Credit: Matt Kennedy

If you've ever wondered where Kristen Stewart gets that charming edge from, just ask her mother! Seasoned Hollywood script-supervisor Jules Stewart makes her directorial debut with K-11, a gripping prison drama that's a far cry from her daughter's Twilight Saga blockbusters.

"I can't watch Spider-Man anymore," Jules tells Us Weekly. "I just can't watch six variations of the same thing -- it just makes me a little crazy." Instead, Jules sought out to make a film that she hoped would make people think a little bit more about something unique and different.

Set inside a section of the Los Angeles County Jail reserved for LGBT inmates, K-11 explores the politics of race and gender equality through Raymond Saxx (Goran Visnjik), a businessman who is forced to deal with violence, crooked cops and a manipulative transgendered inmate named Mousey (Kate Del Castillo) on his quest to escape K-11, all while piecing together how he ended up there in the first place.

"In the dorm, there's no racial issues -- they're all gay or transgender," Jules says. "That's what holds them together. So race is not an issue, which was a big message in this film. . . It doesn't matter what color you are, everybody is the same."

The film also stars Portia Doubleday as Butterfly, a role that Kristen had originally attached herself to six years ago while she was filming the first Twilight movie. The unexpected success of the franchise took Kristen's career in a completely different direction.

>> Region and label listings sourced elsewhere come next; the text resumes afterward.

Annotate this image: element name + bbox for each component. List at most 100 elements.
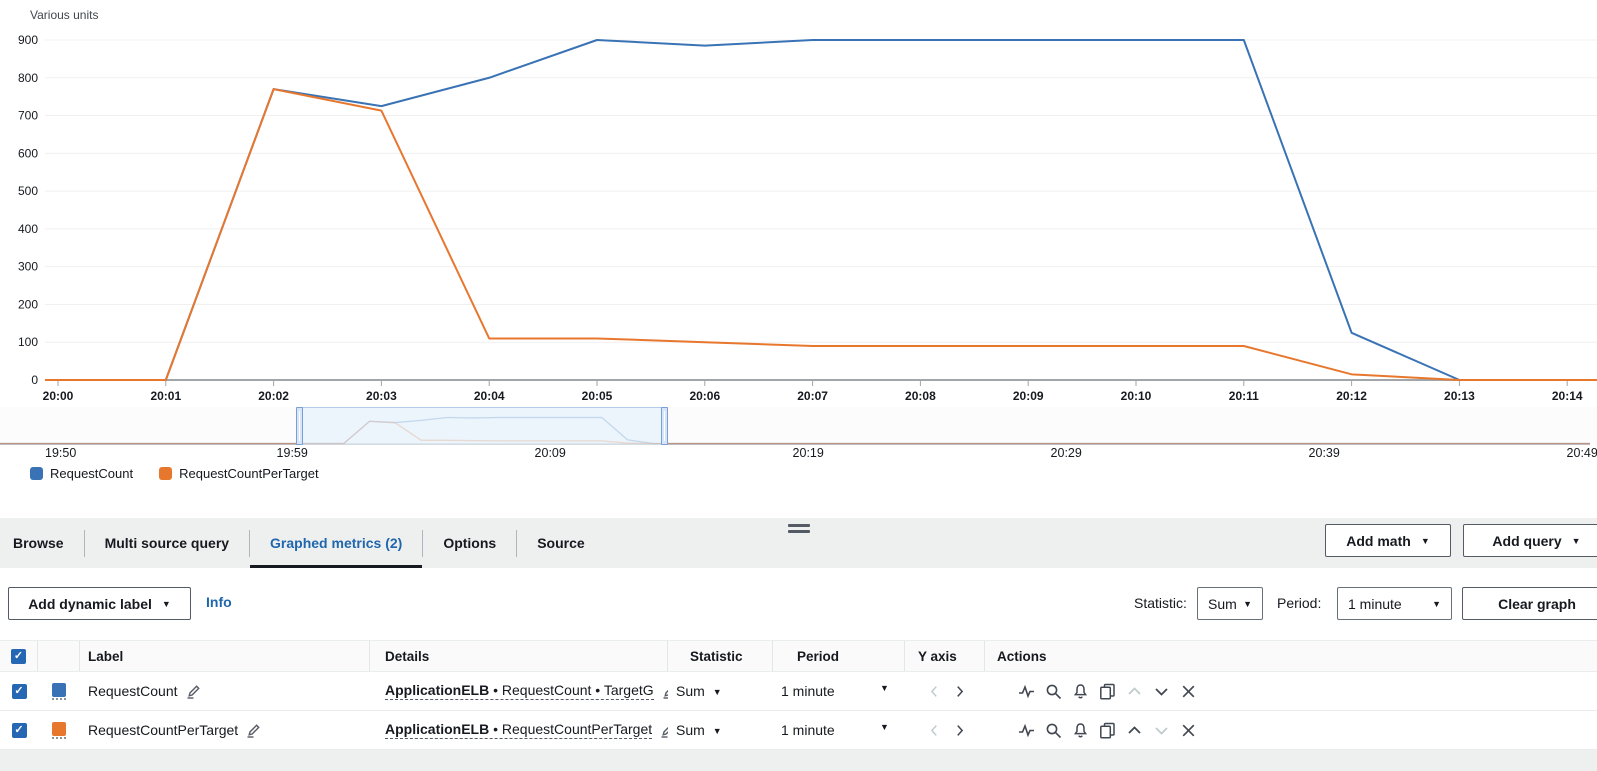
legend-item[interactable]: RequestCountPerTarget <box>159 466 319 481</box>
chevron-down-icon <box>1153 722 1170 739</box>
metric-label-cell: RequestCount <box>80 683 370 699</box>
panel-resize-handle[interactable] <box>786 522 812 534</box>
chevron-right-icon[interactable] <box>952 723 967 738</box>
duplicate-icon[interactable] <box>1099 683 1116 700</box>
metric-details-cell: ApplicationELB • RequestCountPerTarget <box>370 721 668 739</box>
label-column-header: Label <box>80 641 370 671</box>
svg-text:700: 700 <box>18 109 38 123</box>
metric-details[interactable]: ApplicationELB • RequestCountPerTarget <box>385 721 653 739</box>
svg-text:500: 500 <box>18 184 38 198</box>
svg-text:200: 200 <box>18 297 38 311</box>
svg-text:20:00: 20:00 <box>43 389 74 403</box>
svg-text:20:06: 20:06 <box>689 389 720 403</box>
add-math-button[interactable]: Add math ▼ <box>1325 524 1451 557</box>
row-checkbox[interactable]: ✓ <box>11 683 27 699</box>
graphed-metrics-table: ✓ Label Details Statistic Period Y axis … <box>0 640 1597 750</box>
period-dropdown[interactable]: 1 minute ▼ <box>773 722 905 738</box>
add-dynamic-label-button[interactable]: Add dynamic label ▼ <box>8 587 191 620</box>
metric-color-swatch[interactable] <box>52 721 66 736</box>
metric-label: RequestCountPerTarget <box>88 722 239 738</box>
edit-details-icon[interactable] <box>660 723 668 738</box>
timeline-label: 20:39 <box>1308 446 1340 460</box>
svg-text:20:13: 20:13 <box>1444 389 1475 403</box>
period-column-header: Period <box>773 641 905 671</box>
period-value: 1 minute <box>781 722 835 738</box>
edit-details-icon[interactable] <box>662 684 668 699</box>
timeline-label: 20:29 <box>1050 446 1082 460</box>
svg-text:400: 400 <box>18 222 38 236</box>
svg-text:900: 900 <box>18 33 38 47</box>
bell-icon[interactable] <box>1072 683 1089 700</box>
statistic-select[interactable]: Sum ▼ <box>1197 587 1263 620</box>
info-link[interactable]: Info <box>206 594 232 610</box>
svg-text:20:02: 20:02 <box>258 389 289 403</box>
row-checkbox-cell: ✓ <box>0 683 38 699</box>
chart-legend: RequestCount RequestCountPerTarget <box>30 466 319 481</box>
timeline-handle-left[interactable] <box>296 407 303 445</box>
metric-details[interactable]: ApplicationELB • RequestCount • TargetG <box>385 682 654 700</box>
search-icon[interactable] <box>1045 683 1062 700</box>
yaxis-cell <box>905 723 985 738</box>
timeline-label: 19:50 <box>45 446 77 460</box>
select-all-checkbox[interactable]: ✓ <box>11 648 26 664</box>
metric-color-swatch[interactable] <box>52 682 66 697</box>
metrics-line-chart[interactable]: 900 800 700 600 500 400 300 200 100 0 20:00 20:01 20… <box>0 0 1597 405</box>
table-header-row: ✓ Label Details Statistic Period Y axis … <box>0 640 1597 672</box>
edit-label-icon[interactable] <box>246 723 261 738</box>
chevron-down-icon: ▼ <box>1571 536 1581 546</box>
period-label: Period: <box>1277 595 1322 611</box>
svg-text:20:11: 20:11 <box>1229 389 1259 403</box>
line-chart-icon[interactable] <box>1018 722 1035 739</box>
metrics-bottom-panel: Browse Multi source query Graphed metrics … <box>0 518 1597 771</box>
chevron-down-icon: ▼ <box>1420 536 1430 546</box>
legend-item[interactable]: RequestCount <box>30 466 133 481</box>
metric-details-cell: ApplicationELB • RequestCount • TargetG <box>370 682 668 700</box>
chevron-down-icon: ▼ <box>1243 599 1252 609</box>
close-icon[interactable] <box>1180 722 1197 739</box>
select-all-cell: ✓ <box>0 641 38 671</box>
bell-icon[interactable] <box>1072 722 1089 739</box>
duplicate-icon[interactable] <box>1099 722 1116 739</box>
y-axis-title: Various units <box>30 8 99 22</box>
period-value: 1 minute <box>781 683 835 699</box>
tab-divider <box>249 529 251 557</box>
period-dropdown[interactable]: 1 minute ▼ <box>773 683 905 699</box>
tab-browse[interactable]: Browse <box>13 535 64 551</box>
details-column-header: Details <box>370 641 668 671</box>
legend-swatch <box>30 467 43 480</box>
legend-swatch <box>159 467 173 480</box>
add-query-button[interactable]: Add query ▼ <box>1463 524 1597 557</box>
row-checkbox[interactable]: ✓ <box>11 722 27 738</box>
tab-options[interactable]: Options <box>443 535 497 551</box>
chevron-up-icon <box>1126 683 1143 700</box>
tab-multi-source-query[interactable]: Multi source query <box>104 535 230 551</box>
chevron-up-icon[interactable] <box>1126 722 1143 739</box>
clear-graph-button[interactable]: Clear graph <box>1462 587 1597 620</box>
close-icon[interactable] <box>1180 683 1197 700</box>
svg-text:600: 600 <box>18 146 38 160</box>
chevron-down-icon[interactable] <box>1153 683 1170 700</box>
chevron-right-icon[interactable] <box>952 684 967 699</box>
chevron-down-icon: ▼ <box>1432 599 1441 609</box>
timeline-label: 20:09 <box>534 446 566 460</box>
chevron-down-icon: ▼ <box>712 725 722 736</box>
tab-graphed-metrics-2[interactable]: Graphed metrics (2) <box>250 518 423 568</box>
timeline-label: 19:59 <box>276 446 308 460</box>
svg-text:20:10: 20:10 <box>1121 389 1152 403</box>
statistic-value: Sum <box>676 683 705 699</box>
metric-row: ✓ RequestCountPerTarget ApplicationELB • R… <box>0 711 1597 750</box>
search-icon[interactable] <box>1045 722 1062 739</box>
statistic-dropdown[interactable]: Sum ▼ <box>668 683 773 699</box>
statistic-value: Sum <box>676 722 705 738</box>
chevron-down-icon: ▼ <box>712 686 722 697</box>
timeline-labels: 19:50 19:59 20:09 20:19 20:29 20:39 20:49 <box>0 446 1597 462</box>
timeline-selection[interactable] <box>301 407 667 445</box>
tab-source[interactable]: Source <box>537 535 585 551</box>
metric-label-cell: RequestCountPerTarget <box>80 722 370 738</box>
timeline-handle-right[interactable] <box>661 407 668 445</box>
timeline-scrubber[interactable] <box>0 407 1597 445</box>
period-select[interactable]: 1 minute ▼ <box>1337 587 1452 620</box>
statistic-dropdown[interactable]: Sum ▼ <box>668 722 773 738</box>
line-chart-icon[interactable] <box>1018 683 1035 700</box>
edit-label-icon[interactable] <box>186 684 201 699</box>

"She kept working and she kept working and she kept working," Jules explains. "And she got really big and we were still really small and I was like, 'Go! Go do Snow White, please, go make those big films honey, that's wonderful!'"

Kristen does have a small part in the film as a secretary who picks up a very important phone call. Though Jules stands by her decision to recast her daughter's original role, the filmmaker still believes that Kristen would have done the part justice. "Kristen has a dark side," she tells Us. "Kristen has the edge -- thank god, right?"